How to git fetch pull requests only after a given PR?
As project maintainer, when you review pull requests from GitHub in order to potentially merge them, you typically add the following line to your .git/config
file. Maybe there are other methods, that’s just the one I use.
[remote "origin"]
url = ....
fetch = +refs/heads/*:refs/remotes/origin/*
this => fetch = +refs/pull/*/head:refs/pull/origin/*
At every git fetch
(or git pull
), all new PR’s are fetched and you can work on them.
If you work on a fresh git work area, the first git fetch
downloads all existing PR’s since the beginning.
There is one situation where this is a problem: My repo went fat because of past errors on binary files. The .git
subdirectory was 2 GB big and any git clone
operation took ages. This history was rewritten, pushed, the branches were cleaned up, etc. Now, the .git
history is only 43 MB. So far, so good. Except that when you add the fetch = +refs/pull/*/...
line, it fetches all past PR’s, including before the history rewrite, which are based on the old fat history.
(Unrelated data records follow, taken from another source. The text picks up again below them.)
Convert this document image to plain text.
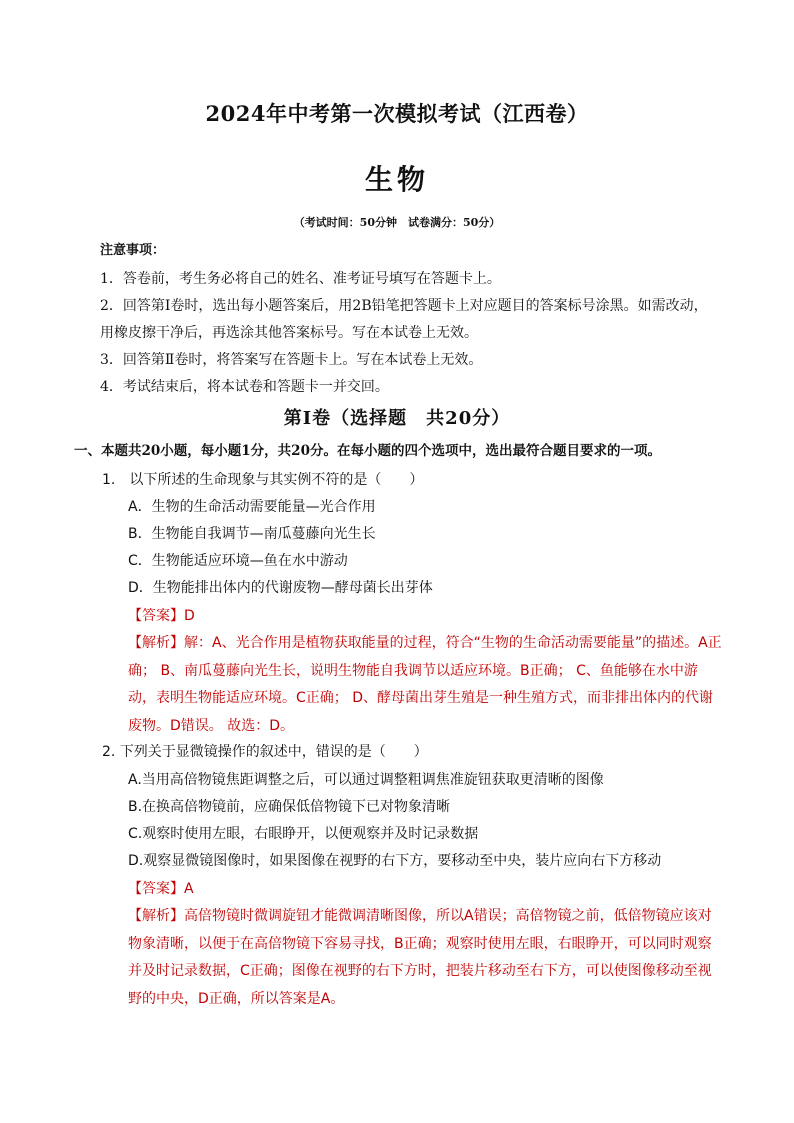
2024年中考第一次模拟考试（江西卷）
生物
（考试时间：50分钟　试卷满分：50分）
注意事项：
1．答卷前，考生务必将自己的姓名、准考证号填写在答题卡上。
2．回答第Ⅰ卷时，选出每小题答案后，用2B铅笔把答题卡上对应题目的答案标号涂黑。如需改动，
用橡皮擦干净后，再选涂其他答案标号。写在本试卷上无效。
3．回答第Ⅱ卷时，将答案写在答题卡上。写在本试卷上无效。
4．考试结束后，将本试卷和答题卡一并交回。
第Ⅰ卷（选择题　共20分）
一、本题共20小题，每小题1分，共20分。在每小题的四个选项中，选出最符合题目要求的一项。
1.　以下所述的生命现象与其实例不符的是（　　）
A．生物的生命活动需要能量—光合作用
B．生物能自我调节—南瓜蔓藤向光生长
C．生物能适应环境—鱼在水中游动
D．生物能排出体内的代谢废物—酵母菌长出芽体
【答案】D
【解析】解：A、光合作用是植物获取能量的过程，符合“生物的生命活动需要能量”的描述。A正确； B、南瓜蔓藤向光生长，说明生物能自我调节以适应环境。B正确； C、鱼能够在水中游动，表明生物能适应环境。C正确； D、酵母菌出芽生殖是一种生殖方式，而非排出体内的代谢废物。D错误。 故选：D。
2. 下列关于显微镜操作的叙述中，错误的是（　　）
A.当用高倍物镜焦距调整之后，可以通过调整粗调焦准旋钮获取更清晰的图像
B.在换高倍物镜前，应确保低倍物镜下已对物象清晰
C.观察时使用左眼，右眼睁开，以便观察并及时记录数据
D.观察显微镜图像时，如果图像在视野的右下方，要移动至中央，装片应向右下方移动
【答案】A
【解析】高倍物镜时微调旋钮才能微调清晰图像，所以A错误；高倍物镜之前，低倍物镜应该对物象清晰，以便于在高倍物镜下容易寻找，B正确；观察时使用左眼，右眼睁开，可以同时观察并及时记录数据，C正确；图像在视野的右下方时，把装片移动至右下方，可以使图像移动至视野的中央，D正确，所以答案是A。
The first git fetch
takes ages and the .git
subdirectory is back to 2 GB. All the old fat history was downloaded only because of old PR’s.
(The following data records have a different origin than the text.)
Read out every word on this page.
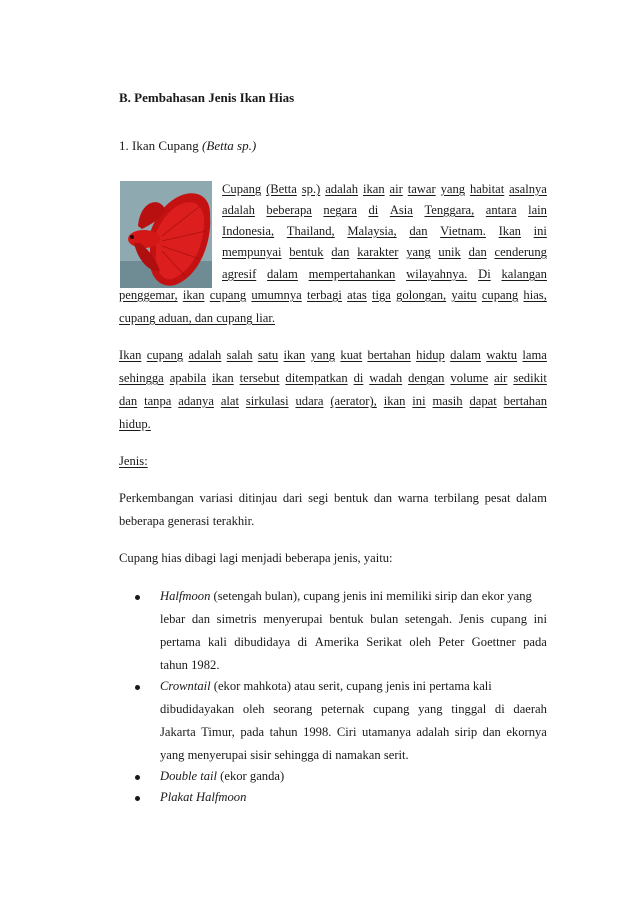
B. Pembahasan Jenis Ikan Hias
1. Ikan Cupang (Betta sp.)
Cupang (Betta sp.) adalah ikan air tawar yang habitat asalnya
adalah beberapa negara di Asia Tenggara, antara lain
Indonesia, Thailand, Malaysia, dan Vietnam. Ikan ini
mempunyai bentuk dan karakter yang unik dan cenderung
agresif dalam mempertahankan wilayahnya. Di kalangan
penggemar, ikan cupang umumnya terbagi atas tiga golongan, yaitu cupang hias,
cupang aduan, dan cupang liar.
Ikan cupang adalah salah satu ikan yang kuat bertahan hidup dalam waktu lama
sehingga apabila ikan tersebut ditempatkan di wadah dengan volume air sedikit
dan tanpa adanya alat sirkulasi udara (aerator), ikan ini masih dapat bertahan
hidup.
Jenis:
Perkembangan variasi ditinjau dari segi bentuk dan warna terbilang pesat dalam
beberapa generasi terakhir.
Cupang hias dibagi lagi menjadi beberapa jenis, yaitu:
Halfmoon (setengah bulan), cupang jenis ini memiliki sirip dan ekor yang
lebar dan simetris menyerupai bentuk bulan setengah. Jenis cupang ini
pertama kali dibudidaya di Amerika Serikat oleh Peter Goettner pada
tahun 1982.
Crowntail (ekor mahkota) atau serit, cupang jenis ini pertama kali
dibudidayakan oleh seorang peternak cupang yang tinggal di daerah
Jakarta Timur, pada tahun 1998. Ciri utamanya adalah sirip dan ekornya
yang menyerupai sisir sehingga di namakan serit.
Double tail (ekor ganda)
Plakat Halfmoon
Assuming that we are no longer interested in PR’s before a given one, how would you configure your local repo to fetch only PR’s which are more recent than that one?
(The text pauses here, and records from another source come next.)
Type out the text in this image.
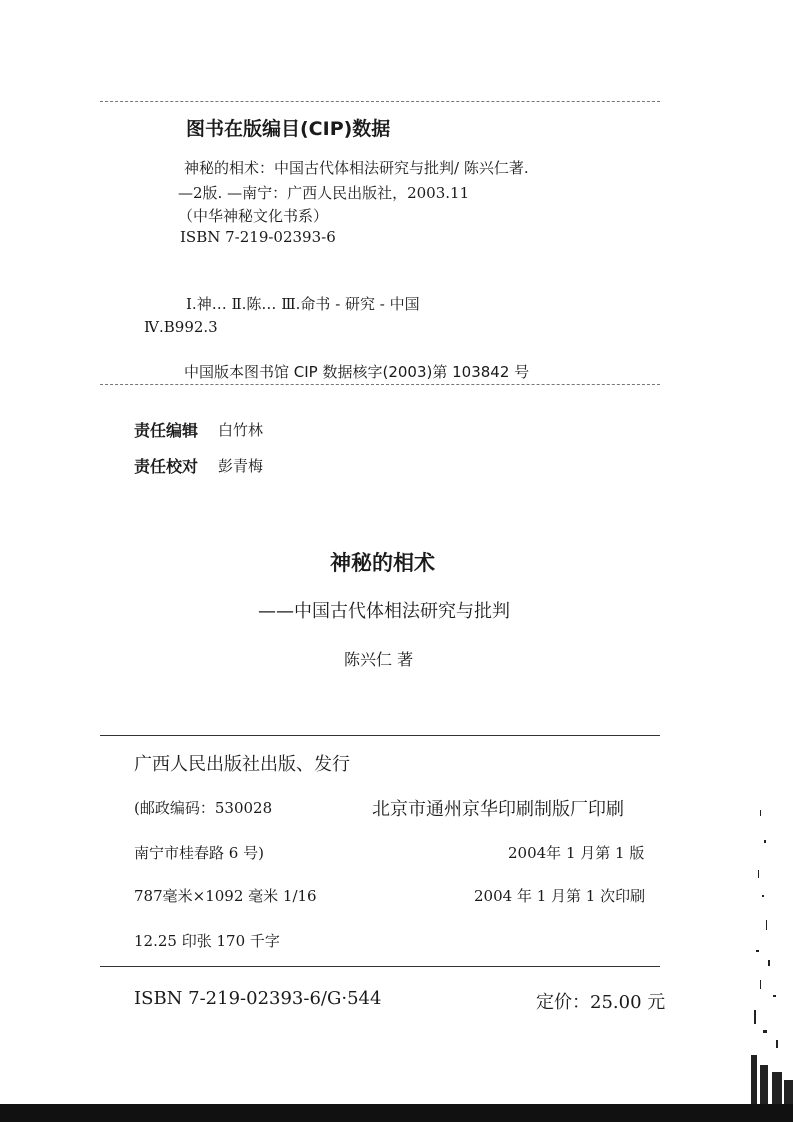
图书在版编目(CIP)数据
神秘的相术：中国古代体相法研究与批判/ 陈兴仁著.
—2版. —南宁：广西人民出版社，2003.11
（中华神秘文化书系）
ISBN 7-219-02393-6
Ⅰ.神… Ⅱ.陈… Ⅲ.命书 - 研究 - 中国
Ⅳ.B992.3
中国版本图书馆 CIP 数据核字(2003)第 103842 号
责任编辑 白竹林
责任校对 彭青梅
神秘的相术
——中国古代体相法研究与批判
陈兴仁 著
广西人民出版社出版、发行
(邮政编码：530028	北京市通州京华印刷制版厂印刷
南宁市桂春路 6 号)	2004年 1 月第 1 版
787毫米×1092 毫米 1/16	2004 年 1 月第 1 次印刷
12.25 印张 170 千字
ISBN 7-219-02393-6/G·544	定价：25.00 元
It is possible to fetch a selected PR with the following line in .git/config
. Being based on the current (rewritten) history, it does not inflate the repo more than necessary.
fetch = +refs/pull/1507/head:refs/pull/origin/1507
However, we need to add such lines one by one for any new PR.
Is there a way to say “fetch all PR starting from 1507 onwards”? Or any other PR selection criteria, such as time?
The basic idea is to avoid all PR’s before a given point.
Killing the GitHub repo and recreating it is not an option. This is an open source project with too much history, releases, issues, discussions, etc. If you are interested, this is https://github.com/tsduck/tsduck
Is there a way to say “fetch all PR starting from 1507 onwards”? Or any other PR selection criteria, such as time?
I don’t think there is a native way, which means you need to script it.
And the gh pr
commands should be helpful, both for:
- listing the PRs:
gh pr list
. - checkout the ones you need:
gh pr checkout
.
2
Easy way to do dramatically cut clone/fetch size in cases like this is
git clone -n --filter=tree:0 $url $path
cd $path
git config --add remote.origin.fetch +refs/pull/*/head:refs/pull/origin/*
git fetch # to tee up the barest sketch of the pulls
git fetch --filter=blob:limit=32k
git checkout
to start from just the commit metadata for pretty much everything, but that’ll be pleasingly compact, then the last fetch and resets the filter and the checkout uses it.
If you want to play around with a local repo, you can set up to allow local filtering with e.g.
git config uploadpack.allowfilters 1
git config uploadpack.allowanysha1inwant 1
git clone -n --filter=tree:0 file://$PWD `mktemp -d`; cd $_ # history-sketch no-checkout clone
git verify-pack -v .git/objects/pack/*.idx # show exactly what got fetched
git fetch --filter=blob:limit=32k
git verify-pack -v .git/objects/pack/*.idx # this gets just the tip tree, no checkout yet
git checkout
git verify-pack -v .git/objects/pack/*.idx # now you've added just the checked-out tree
with any quoting you need if you’ve got spaces in your own paths.